Перед утром над мокрыми перелесками выползла рыжая луна. Свет ее задрожал в чернильной воде болот. Ветер гулко промчался по верхушкам берез и стряхнул за шиворот ледяные брызги. Стало холодно, неуютно.
Днем мы пришли в Слоним.
Над серыми селами дотлевала заря. Я отстал от своих и медленно ехал по полевой дороге. Над немецкими окопами взвилась ракета – яркий фонарь. Потом другая, третья, потом поднялись и вспыхнули, осыпая белые хлопья, целые десятки их. Они осеребрили далекий лес и поля, затянутые осенней паутиной. Защелкали выстрелы. Ударило орудие с нашей стороны, и, разгораясь за перелесками, заговорила канонада.
Веселая и звонкая шрапнель лопнула над головой, град защелкал по дороге, и в ту же минуту я почувствовал мокрую теплоту в плече, наклонился к шее коня и медленно сполз с седла.
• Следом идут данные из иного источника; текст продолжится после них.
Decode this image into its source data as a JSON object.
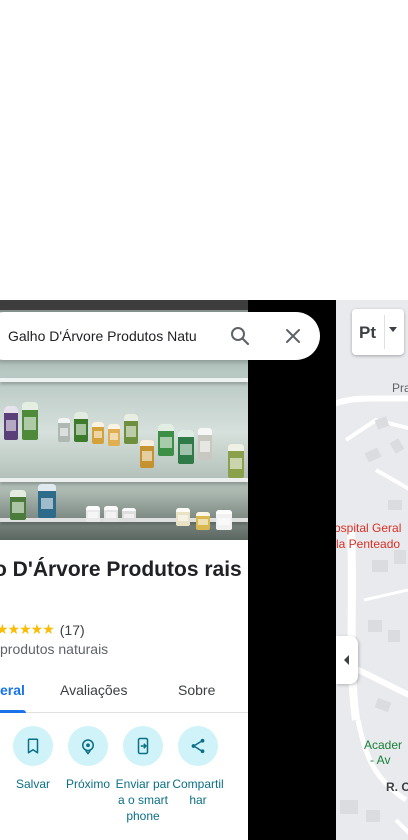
{
  "search": {
    "value": "Galho D'Árvore Produtos Natu",
    "search_icon": "search-icon",
    "close_icon": "close-icon"
  },
  "place": {
    "title": "o D'Árvore Produtos rais",
    "stars": "★★★★★",
    "review_count": "(17)",
    "category": "produtos naturais"
  },
  "tabs": [
    {
      "label": "eral",
      "active": true
    },
    {
      "label": "Avaliações",
      "active": false
    },
    {
      "label": "Sobre",
      "active": false
    }
  ],
  "actions": [
    {
      "label": "Salvar",
      "icon": "bookmark-icon"
    },
    {
      "label": "Próximo",
      "icon": "nearby-icon"
    },
    {
      "label": "Enviar para o smartphone",
      "icon": "send-to-phone-icon"
    },
    {
      "label": "Compartilhar",
      "icon": "share-icon"
    }
  ],
  "map": {
    "labels": {
      "pra": "Pra",
      "hospital_line1": "ospital Geral",
      "hospital_line2": "la Penteado",
      "academia_line1": "Acader",
      "academia_line2": "- Av",
      "street": "R. C"
    },
    "language_button": "Pt"
  },
  "colors": {
    "accent": "#1a73e8",
    "action_circle": "#cff3f8",
    "action_text": "#0b6f86",
    "star": "#fbbc04",
    "hospital": "#d93025"
  }
}
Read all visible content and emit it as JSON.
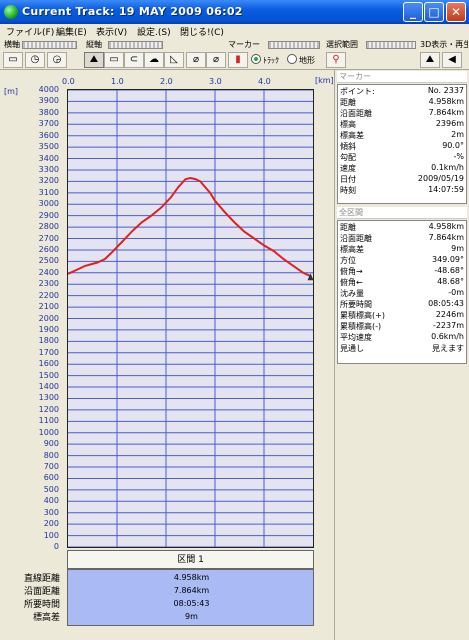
{
  "window": {
    "title": "Current Track: 19 MAY 2009 06:02",
    "min": "_",
    "max": "□",
    "close": "✕"
  },
  "menu": [
    "ファイル(F)",
    "編集(E)",
    "表示(V)",
    "設定.(S)",
    "閉じる!(C)"
  ],
  "toolbar": {
    "horizontal_label": "横軸",
    "vertical_label": "縦軸",
    "marker_label": "マーカー",
    "range_label": "選択範囲",
    "view3d_label": "3D表示・再生",
    "track_label": "ﾄﾗｯｸ",
    "terrain_label": "地形",
    "track_selected": true
  },
  "graph": {
    "unit": "[m]",
    "xunit": "[km]"
  },
  "chart_data": {
    "type": "line",
    "xlabel": "[km]",
    "ylabel": "[m]",
    "xlim": [
      0,
      5.0
    ],
    "ylim": [
      0,
      4000
    ],
    "xticks": [
      "0.0",
      "1.0",
      "2.0",
      "3.0",
      "4.0"
    ],
    "yticks": [
      "4000",
      "3900",
      "3800",
      "3700",
      "3600",
      "3500",
      "3400",
      "3300",
      "3200",
      "3100",
      "3000",
      "2900",
      "2800",
      "2700",
      "2600",
      "2500",
      "2400",
      "2300",
      "2200",
      "2100",
      "2000",
      "1900",
      "1800",
      "1700",
      "1600",
      "1500",
      "1400",
      "1300",
      "1200",
      "1100",
      "1000",
      "900",
      "800",
      "700",
      "600",
      "500",
      "400",
      "300",
      "200",
      "100",
      "0"
    ],
    "grid": true,
    "series": [
      {
        "color": "#e02020",
        "x": [
          0.0,
          0.15,
          0.35,
          0.6,
          0.75,
          0.9,
          1.1,
          1.3,
          1.5,
          1.7,
          1.9,
          2.1,
          2.25,
          2.4,
          2.5,
          2.6,
          2.7,
          2.8,
          2.9,
          3.0,
          3.2,
          3.4,
          3.6,
          3.8,
          4.0,
          4.2,
          4.4,
          4.6,
          4.8,
          4.95
        ],
        "y": [
          2390,
          2420,
          2460,
          2490,
          2520,
          2580,
          2670,
          2760,
          2840,
          2900,
          2970,
          3060,
          3150,
          3220,
          3230,
          3220,
          3200,
          3150,
          3100,
          3030,
          2930,
          2840,
          2760,
          2700,
          2640,
          2590,
          2520,
          2460,
          2400,
          2370
        ]
      }
    ]
  },
  "summary": {
    "header": "区間 1",
    "labels": [
      "直線距離",
      "沿面距離",
      "所要時間",
      "標高差"
    ],
    "values": [
      "4.958km",
      "7.864km",
      "08:05:43",
      "9m"
    ]
  },
  "marker": {
    "title": "マーカー",
    "rows": [
      [
        "ポイント:",
        "No. 2337"
      ],
      [
        "距離",
        "4.958km"
      ],
      [
        "沿面距離",
        "7.864km"
      ],
      [
        "標高",
        "2396m"
      ],
      [
        "標高差",
        "2m"
      ],
      [
        "傾斜",
        "90.0°"
      ],
      [
        "勾配",
        "-%"
      ],
      [
        "速度",
        "0.1km/h"
      ],
      [
        "日付",
        "2009/05/19"
      ],
      [
        "時刻",
        "14:07:59"
      ]
    ]
  },
  "section": {
    "title": "全区間",
    "rows": [
      [
        "距離",
        "4.958km"
      ],
      [
        "沿面距離",
        "7.864km"
      ],
      [
        "標高差",
        "9m"
      ],
      [
        "方位",
        "349.09°"
      ],
      [
        "俯角→",
        "-48.68°"
      ],
      [
        "俯角←",
        "48.68°"
      ],
      [
        "沈み量",
        "-0m"
      ],
      [
        "所要時間",
        "08:05:43"
      ],
      [
        "累積標高(+)",
        "2246m"
      ],
      [
        "累積標高(-)",
        "-2237m"
      ],
      [
        "平均速度",
        "0.6km/h"
      ],
      [
        "見通し",
        "見えます"
      ]
    ]
  }
}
Подо мной была мягкая пыль, странная музыка играла в небе, плясали над лесом хлопья невиданных звезд.
«Должно быть, ранен», – подумал я безразлично и потерял сознание.
Я пришел в себя в холодном стодоле. На ящике горела свеча. Я был обнажен до пояса, и незнакомая сестра окровавленной марлей вытирала мне грудь. В плече застряло что-то острое, я не мог вздохнуть и вдруг почувствовал, что у меня на спине около лопатки нет кожи, а обнаженная кость и горячее рваное мясо. Давили мокрые и теплые бинты.
– Снимите повязку, – грубо сказал я пожилой сестре. – Мне жарко.
Она с усмешкой посмотрела на меня и дала мне выпить из жестяной кружки мутной валерьянки. Я попробовал поднять здоровую правую руку, но колючий обруч стиснул грудь, захрустело в левом плече и оцарапало кость.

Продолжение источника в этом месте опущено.